さて、社会保険に加入すると毎年6月くらいに算定基礎届といわれる9月分からの社会保険料の控除金額の基礎となるものを計算するための書類を作成し、年金機構へ提出しなければなりません。 毎年、4月から6月までの平均給与額から標準報酬月額を決定します。この標準報酬月額は現行では50等級まで区分されており、その等級に応じて被保険者が社会保険料を負担することになります。等級ごとに設定されている金額は各都道府県により違いがあります。八王子市に会社がある場合であれば、東京都の料率で計算しなければならないため近隣の千葉県や埼玉県の料率とは違うのです。
算定基礎届は、その提出の対象とならない従業員がいます。それは以下の場合です。

  • 6月までに退職した従業員
  • 6月1日以降に被保険者となった従業員
    →6月1日入社の場合は、資格取得時の決定によって翌年8月までが決定しているため、今回の算定基礎届は対象外です。
  • 4月に昇給があり、4月から6月までの報酬の平均と現在の標準報酬月額が2等級以上変更となる場合
    →この場合は、7月に月額変更届を提出し随時改定を適用します。算定基礎届の対象ではありませんが、変更届は必要となります。

侮ってはいけません!就業規則の必要性

ここまで来て「なぜ今就業規則の話になるのか」と感じる人も多いのではないでしょうか。就業規則には社会保険に関する規定などを定めておく必要があります。

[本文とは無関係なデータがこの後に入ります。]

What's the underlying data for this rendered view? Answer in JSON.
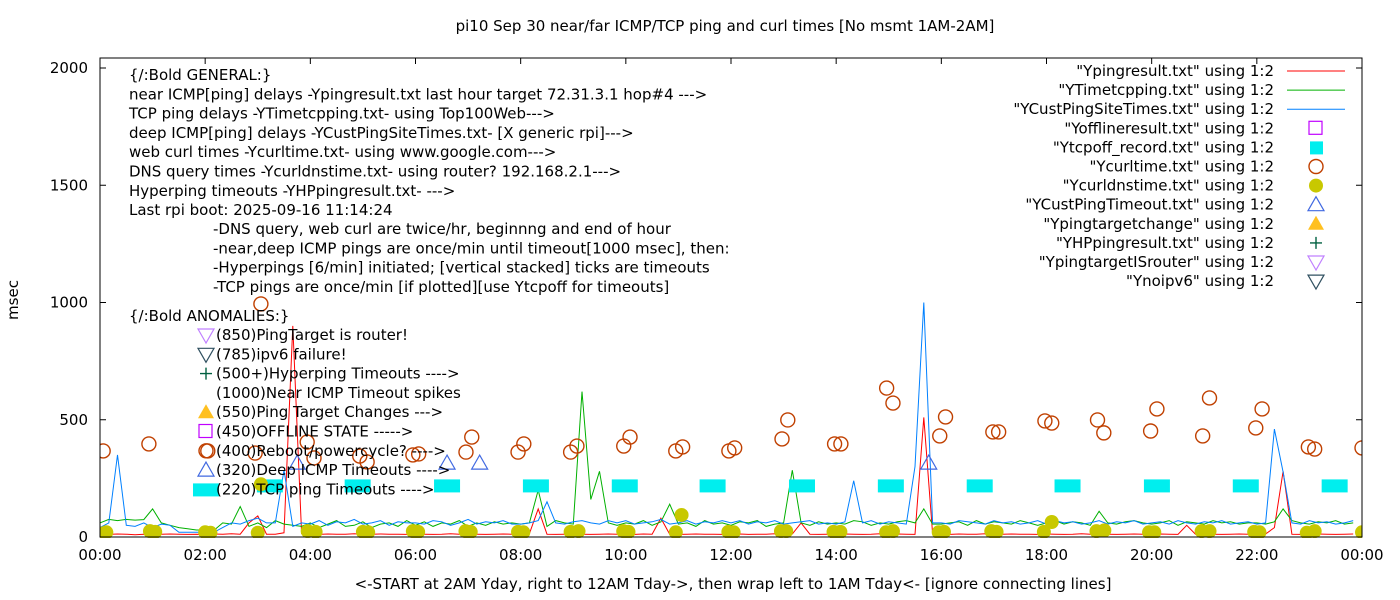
{
  "chart_data": {
    "type": "line",
    "title": "pi10 Sep 30  near/far ICMP/TCP ping and curl times [No msmt 1AM-2AM]",
    "xlabel": "<-START at 2AM Yday, right to 12AM Tday->, then wrap left to 1AM Tday<- [ignore connecting lines]",
    "ylabel": "msec",
    "xlim_hours": [
      0,
      24
    ],
    "ylim": [
      0,
      2000
    ],
    "x_tick_labels": [
      "00:00",
      "02:00",
      "04:00",
      "06:00",
      "08:00",
      "10:00",
      "12:00",
      "14:00",
      "16:00",
      "18:00",
      "20:00",
      "22:00",
      "00:00"
    ],
    "y_tick_labels": [
      "0",
      "500",
      "1000",
      "1500",
      "2000"
    ],
    "grid": false,
    "legend_placement": "top-right",
    "line_time_step_minutes": 10,
    "series": [
      {
        "name": "\"Ypingresult.txt\" using 1:2",
        "kind": "line",
        "color": "#ff0000",
        "values": [
          12,
          11,
          13,
          12,
          10,
          12,
          11,
          12,
          13,
          12,
          11,
          12,
          11,
          13,
          12,
          14,
          12,
          60,
          90,
          12,
          12,
          18,
          900,
          15,
          12,
          11,
          13,
          12,
          12,
          14,
          11,
          12,
          13,
          12,
          12,
          11,
          13,
          12,
          11,
          12,
          14,
          12,
          13,
          12,
          11,
          12,
          13,
          12,
          12,
          14,
          120,
          12,
          11,
          12,
          13,
          12,
          11,
          12,
          13,
          12,
          12,
          11,
          13,
          12,
          80,
          12,
          11,
          12,
          13,
          12,
          12,
          11,
          12,
          13,
          11,
          12,
          12,
          14,
          12,
          13,
          60,
          12,
          11,
          12,
          12,
          13,
          12,
          11,
          12,
          14,
          12,
          13,
          12,
          11,
          510,
          14,
          12,
          11,
          13,
          12,
          12,
          14,
          11,
          12,
          13,
          12,
          12,
          11,
          13,
          12,
          11,
          12,
          14,
          12,
          13,
          12,
          11,
          12,
          13,
          12,
          12,
          13,
          12,
          11,
          50,
          12,
          13,
          12,
          11,
          12,
          13,
          12,
          12,
          13,
          40,
          280,
          12,
          11,
          12,
          13,
          12,
          11,
          12,
          13
        ]
      },
      {
        "name": "\"YTimetcpping.txt\" using 1:2",
        "kind": "line",
        "color": "#00b000",
        "values": [
          60,
          75,
          70,
          75,
          72,
          74,
          120,
          60,
          50,
          40,
          35,
          30,
          30,
          28,
          60,
          55,
          130,
          45,
          60,
          40,
          70,
          55,
          50,
          45,
          60,
          40,
          55,
          70,
          45,
          50,
          65,
          40,
          55,
          60,
          45,
          70,
          50,
          65,
          45,
          60,
          55,
          70,
          45,
          60,
          50,
          65,
          55,
          60,
          55,
          60,
          200,
          45,
          70,
          60,
          55,
          620,
          160,
          280,
          60,
          50,
          60,
          55,
          70,
          50,
          65,
          140,
          55,
          60,
          45,
          70,
          55,
          60,
          50,
          65,
          60,
          70,
          45,
          55,
          60,
          285,
          60,
          50,
          65,
          55,
          60,
          55,
          70,
          65,
          50,
          60,
          55,
          65,
          70,
          60,
          120,
          55,
          55,
          60,
          65,
          50,
          70,
          55,
          65,
          60,
          55,
          70,
          60,
          50,
          60,
          70,
          55,
          65,
          60,
          50,
          110,
          60,
          55,
          65,
          70,
          60,
          55,
          60,
          70,
          50,
          65,
          60,
          55,
          70,
          60,
          65,
          55,
          60,
          60,
          55,
          65,
          120,
          70,
          60,
          55,
          65,
          60,
          70,
          55,
          60
        ]
      },
      {
        "name": "\"YCustPingSiteTimes.txt\" using 1:2",
        "kind": "line",
        "color": "#0080ff",
        "values": [
          40,
          60,
          350,
          50,
          45,
          60,
          40,
          55,
          50,
          20,
          20,
          20,
          20,
          20,
          40,
          60,
          55,
          70,
          80,
          60,
          60,
          285,
          45,
          60,
          55,
          70,
          50,
          65,
          60,
          75,
          55,
          60,
          70,
          50,
          65,
          60,
          60,
          55,
          70,
          65,
          50,
          60,
          75,
          55,
          65,
          60,
          70,
          55,
          55,
          60,
          70,
          150,
          60,
          55,
          65,
          70,
          60,
          55,
          70,
          60,
          70,
          55,
          60,
          65,
          75,
          55,
          60,
          70,
          55,
          65,
          60,
          70,
          60,
          70,
          55,
          65,
          60,
          70,
          55,
          60,
          65,
          70,
          55,
          60,
          55,
          65,
          240,
          60,
          70,
          55,
          65,
          60,
          55,
          300,
          1000,
          60,
          60,
          55,
          70,
          65,
          60,
          55,
          70,
          60,
          65,
          55,
          60,
          70,
          55,
          70,
          60,
          65,
          55,
          60,
          70,
          55,
          65,
          60,
          70,
          55,
          60,
          65,
          55,
          70,
          60,
          55,
          65,
          60,
          70,
          55,
          60,
          65,
          55,
          60,
          460,
          277,
          60,
          55,
          70,
          60,
          65,
          55,
          60,
          70
        ]
      },
      {
        "name": "\"Yofflineresult.txt\" using 1:2",
        "kind": "points",
        "marker": "open-square",
        "color": "#c000ff",
        "points": []
      },
      {
        "name": "\"Ytcpoff_record.txt\" using 1:2",
        "kind": "points",
        "marker": "filled-square",
        "color": "#00eeee",
        "points": [
          [
            3.23,
            220
          ],
          [
            4.9,
            220
          ],
          [
            6.6,
            220
          ],
          [
            8.29,
            220
          ],
          [
            9.98,
            220
          ],
          [
            11.65,
            220
          ],
          [
            13.35,
            220
          ],
          [
            15.04,
            220
          ],
          [
            16.73,
            220
          ],
          [
            18.4,
            220
          ],
          [
            20.1,
            220
          ],
          [
            21.79,
            220
          ],
          [
            23.48,
            220
          ]
        ]
      },
      {
        "name": "\"Ycurltime.txt\" using 1:2",
        "kind": "points",
        "marker": "open-circle",
        "color": "#c04000",
        "points": [
          [
            0.06,
            367
          ],
          [
            0.93,
            397
          ],
          [
            2.05,
            367
          ],
          [
            2.95,
            358
          ],
          [
            3.06,
            994
          ],
          [
            3.94,
            405
          ],
          [
            4.07,
            337
          ],
          [
            4.94,
            345
          ],
          [
            5.08,
            320
          ],
          [
            5.95,
            350
          ],
          [
            6.06,
            354
          ],
          [
            6.96,
            362
          ],
          [
            7.07,
            426
          ],
          [
            7.95,
            362
          ],
          [
            8.06,
            397
          ],
          [
            8.95,
            362
          ],
          [
            9.07,
            388
          ],
          [
            9.96,
            388
          ],
          [
            10.08,
            426
          ],
          [
            10.95,
            367
          ],
          [
            11.08,
            384
          ],
          [
            11.96,
            367
          ],
          [
            12.07,
            380
          ],
          [
            12.97,
            418
          ],
          [
            13.08,
            499
          ],
          [
            13.97,
            397
          ],
          [
            14.09,
            397
          ],
          [
            14.96,
            635
          ],
          [
            15.08,
            571
          ],
          [
            15.97,
            431
          ],
          [
            16.08,
            512
          ],
          [
            16.98,
            448
          ],
          [
            17.09,
            448
          ],
          [
            17.97,
            495
          ],
          [
            18.1,
            486
          ],
          [
            18.97,
            499
          ],
          [
            19.09,
            444
          ],
          [
            19.98,
            452
          ],
          [
            20.1,
            546
          ],
          [
            20.97,
            431
          ],
          [
            21.1,
            593
          ],
          [
            21.98,
            465
          ],
          [
            22.1,
            546
          ],
          [
            22.98,
            384
          ],
          [
            23.1,
            375
          ],
          [
            24.0,
            380
          ]
        ]
      },
      {
        "name": "\"Ycurldnstime.txt\" using 1:2",
        "kind": "points",
        "marker": "filled-circle",
        "color": "#c8c800",
        "points": [
          [
            0.05,
            15
          ],
          [
            0.12,
            20
          ],
          [
            0.95,
            25
          ],
          [
            1.05,
            22
          ],
          [
            2.0,
            20
          ],
          [
            2.1,
            18
          ],
          [
            3.0,
            18
          ],
          [
            3.06,
            225
          ],
          [
            3.95,
            25
          ],
          [
            4.1,
            22
          ],
          [
            5.0,
            22
          ],
          [
            5.1,
            20
          ],
          [
            5.95,
            25
          ],
          [
            6.05,
            22
          ],
          [
            6.95,
            25
          ],
          [
            7.05,
            22
          ],
          [
            7.95,
            22
          ],
          [
            8.05,
            20
          ],
          [
            8.95,
            22
          ],
          [
            9.1,
            25
          ],
          [
            9.95,
            25
          ],
          [
            10.05,
            22
          ],
          [
            10.95,
            20
          ],
          [
            11.06,
            94
          ],
          [
            11.95,
            22
          ],
          [
            12.05,
            20
          ],
          [
            12.95,
            25
          ],
          [
            13.05,
            25
          ],
          [
            13.95,
            22
          ],
          [
            14.08,
            22
          ],
          [
            14.95,
            20
          ],
          [
            15.08,
            25
          ],
          [
            15.95,
            20
          ],
          [
            16.05,
            22
          ],
          [
            16.95,
            25
          ],
          [
            17.05,
            22
          ],
          [
            17.95,
            22
          ],
          [
            18.1,
            64
          ],
          [
            18.95,
            25
          ],
          [
            19.1,
            28
          ],
          [
            19.95,
            20
          ],
          [
            20.05,
            20
          ],
          [
            20.95,
            25
          ],
          [
            21.1,
            25
          ],
          [
            21.95,
            22
          ],
          [
            22.05,
            20
          ],
          [
            22.95,
            18
          ],
          [
            23.1,
            25
          ],
          [
            24.0,
            20
          ]
        ]
      },
      {
        "name": "\"YCustPingTimeout.txt\" using 1:2",
        "kind": "points",
        "marker": "open-triangle-up",
        "color": "#4169e1",
        "points": [
          [
            3.75,
            315
          ],
          [
            6.6,
            315
          ],
          [
            7.22,
            315
          ],
          [
            15.76,
            315
          ]
        ]
      },
      {
        "name": "\"Ypingtargetchange\" using 1:2",
        "kind": "points",
        "marker": "filled-triangle-up",
        "color": "#ffc020",
        "points": []
      },
      {
        "name": "\"YHPpingresult.txt\" using 1:2",
        "kind": "points",
        "marker": "plus",
        "color": "#006040",
        "points": []
      },
      {
        "name": "\"YpingtargetISrouter\" using 1:2",
        "kind": "points",
        "marker": "open-triangle-down",
        "color": "#c080ff",
        "points": []
      },
      {
        "name": "\"Ynoipv6\" using 1:2",
        "kind": "points",
        "marker": "open-triangle-down",
        "color": "#305060",
        "points": []
      }
    ],
    "annotations": {
      "general": [
        "{/:Bold GENERAL:}",
        "near ICMP[ping] delays -Ypingresult.txt last hour target 72.31.3.1 hop#4 --->",
        "TCP ping delays -YTimetcpping.txt- using Top100Web--->",
        "deep ICMP[ping] delays -YCustPingSiteTimes.txt- [X generic rpi]--->",
        "web curl times -Ycurltime.txt- using www.google.com--->",
        "DNS query times -Ycurldnstime.txt- using router? 192.168.2.1--->",
        "Hyperping timeouts -YHPpingresult.txt- --->",
        "Last rpi boot: 2025-09-16 11:14:24"
      ],
      "notes": [
        "-DNS query, web curl are twice/hr, beginnng and end of hour",
        "-near,deep ICMP pings are once/min until timeout[1000 msec], then:",
        "  -Hyperpings [6/min] initiated; [vertical stacked] ticks are timeouts",
        "-TCP pings are once/min [if plotted][use Ytcpoff for timeouts]"
      ],
      "anomalies_title": "{/:Bold ANOMALIES:}",
      "anomalies": [
        {
          "label": "(850)PingTarget is router!",
          "marker": "open-triangle-down",
          "color": "#c080ff"
        },
        {
          "label": "(785)ipv6 failure!",
          "marker": "open-triangle-down",
          "color": "#305060"
        },
        {
          "label": "(500+)Hyperping Timeouts ---->",
          "marker": "plus",
          "color": "#006040"
        },
        {
          "label": "(1000)Near ICMP Timeout spikes",
          "marker": "none",
          "color": "#ff0000"
        },
        {
          "label": "(550)Ping Target Changes --->",
          "marker": "filled-triangle-up",
          "color": "#ffc020"
        },
        {
          "label": "(450)OFFLINE STATE ----->",
          "marker": "open-square",
          "color": "#c000ff"
        },
        {
          "label": "(400)Reboot/powercycle? ---->",
          "marker": "open-circle",
          "color": "#c04000"
        },
        {
          "label": "(320)Deep ICMP Timeouts ---->",
          "marker": "open-triangle-up",
          "color": "#4169e1"
        },
        {
          "label": "(220)TCP ping Timeouts ---->",
          "marker": "filled-square",
          "color": "#00eeee"
        }
      ]
    }
  }
}
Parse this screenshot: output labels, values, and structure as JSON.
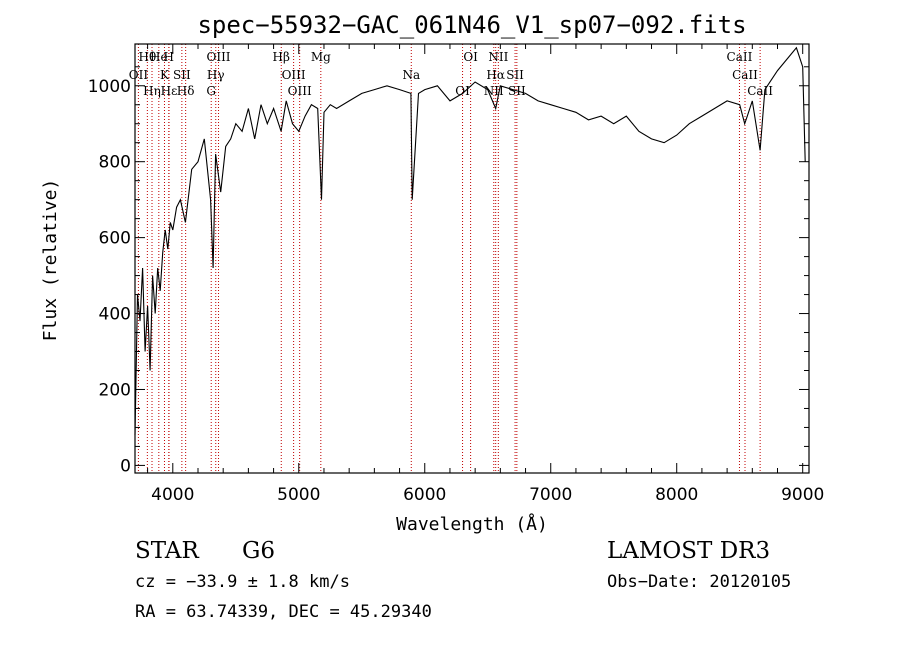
{
  "chart_data": {
    "type": "line",
    "title": "spec−55932−GAC_061N46_V1_sp07−092.fits",
    "xlabel": "Wavelength (Å)",
    "ylabel": "Flux (relative)",
    "xlim": [
      3700,
      9050
    ],
    "ylim": [
      -20,
      1110
    ],
    "xticks": [
      4000,
      5000,
      6000,
      7000,
      8000,
      9000
    ],
    "yticks": [
      0,
      200,
      400,
      600,
      800,
      1000
    ],
    "grid": false,
    "series": [
      {
        "name": "flux",
        "x": [
          3700,
          3720,
          3740,
          3760,
          3780,
          3800,
          3820,
          3840,
          3860,
          3880,
          3900,
          3920,
          3940,
          3960,
          3980,
          4000,
          4030,
          4060,
          4100,
          4150,
          4200,
          4250,
          4300,
          4320,
          4340,
          4380,
          4420,
          4460,
          4500,
          4550,
          4600,
          4650,
          4700,
          4750,
          4800,
          4860,
          4900,
          4950,
          5000,
          5050,
          5100,
          5150,
          5180,
          5200,
          5250,
          5300,
          5400,
          5500,
          5600,
          5700,
          5800,
          5890,
          5900,
          5950,
          6000,
          6100,
          6200,
          6300,
          6400,
          6500,
          6563,
          6600,
          6700,
          6800,
          6900,
          7000,
          7100,
          7200,
          7300,
          7400,
          7500,
          7600,
          7700,
          7800,
          7900,
          8000,
          8100,
          8200,
          8300,
          8400,
          8500,
          8540,
          8560,
          8600,
          8662,
          8700,
          8800,
          8900,
          8950,
          9000,
          9020
        ],
        "y": [
          80,
          450,
          380,
          520,
          300,
          420,
          250,
          500,
          400,
          520,
          460,
          560,
          620,
          570,
          640,
          620,
          680,
          700,
          640,
          780,
          800,
          860,
          700,
          520,
          820,
          720,
          840,
          860,
          900,
          880,
          940,
          860,
          950,
          900,
          940,
          880,
          960,
          900,
          880,
          920,
          950,
          940,
          700,
          930,
          950,
          940,
          960,
          980,
          990,
          1000,
          990,
          980,
          700,
          980,
          990,
          1000,
          960,
          980,
          1010,
          990,
          940,
          1000,
          990,
          980,
          960,
          950,
          940,
          930,
          910,
          920,
          900,
          920,
          880,
          860,
          850,
          870,
          900,
          920,
          940,
          960,
          950,
          900,
          920,
          960,
          830,
          990,
          1040,
          1080,
          1100,
          1050,
          800
        ]
      }
    ],
    "lines": [
      {
        "label": "Hθ",
        "wave": 3798
      },
      {
        "label": "OII",
        "wave": 3727
      },
      {
        "label": "Hη",
        "wave": 3835
      },
      {
        "label": "He",
        "wave": 3889
      },
      {
        "label": "K",
        "wave": 3934
      },
      {
        "label": "Hε",
        "wave": 3970
      },
      {
        "label": "H",
        "wave": 3968
      },
      {
        "label": "SII",
        "wave": 4072
      },
      {
        "label": "Hδ",
        "wave": 4102
      },
      {
        "label": "OIII",
        "wave": 4363
      },
      {
        "label": "Hγ",
        "wave": 4341
      },
      {
        "label": "G",
        "wave": 4305
      },
      {
        "label": "Hβ",
        "wave": 4861
      },
      {
        "label": "OIII",
        "wave": 4959
      },
      {
        "label": "OIII",
        "wave": 5007
      },
      {
        "label": "Mg",
        "wave": 5175
      },
      {
        "label": "Na",
        "wave": 5893
      },
      {
        "label": "OI",
        "wave": 6300
      },
      {
        "label": "OI",
        "wave": 6364
      },
      {
        "label": "Hα",
        "wave": 6563
      },
      {
        "label": "NII",
        "wave": 6548
      },
      {
        "label": "NII",
        "wave": 6584
      },
      {
        "label": "SII",
        "wave": 6717
      },
      {
        "label": "SII",
        "wave": 6731
      },
      {
        "label": "CaII",
        "wave": 8498
      },
      {
        "label": "CaII",
        "wave": 8542
      },
      {
        "label": "CaII",
        "wave": 8662
      }
    ]
  },
  "info": {
    "object_class": "STAR",
    "subclass": "G6",
    "survey": "LAMOST DR3",
    "redshift": "cz = −33.9 ± 1.8 km/s",
    "obs_date": "Obs−Date: 20120105",
    "coords": "RA =  63.74339, DEC =  45.29340"
  },
  "colors": {
    "axis": "#000000",
    "spectrum": "#000000",
    "line_marker": "#c00000"
  }
}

またこれをしっかりと作成しておくことで、社会保険に加入していることが対象となる助成金の申請を行うことができます。ですから、従業員が少ないから就業競う必要ないと判断してしまわずに、今は助成金の申請をしなかったとしても、準備をしておくことでスムーズに手続きを行うことができます。

まとめ

社会保険をうまく活用することで、従業員が万が一就業中に事故にあった場合でも傷病手当を受給することができます。これが受給出来るのとできないのとでは、経営者が最低限しなければいけない従業員の安全保障に関しての責任の負い方が変わってきます。会社だけで金銭的な保障が出来ない場合ももちろん出てきます。そういった時にこの社会保険の制度をうまく活用することが必要となっています。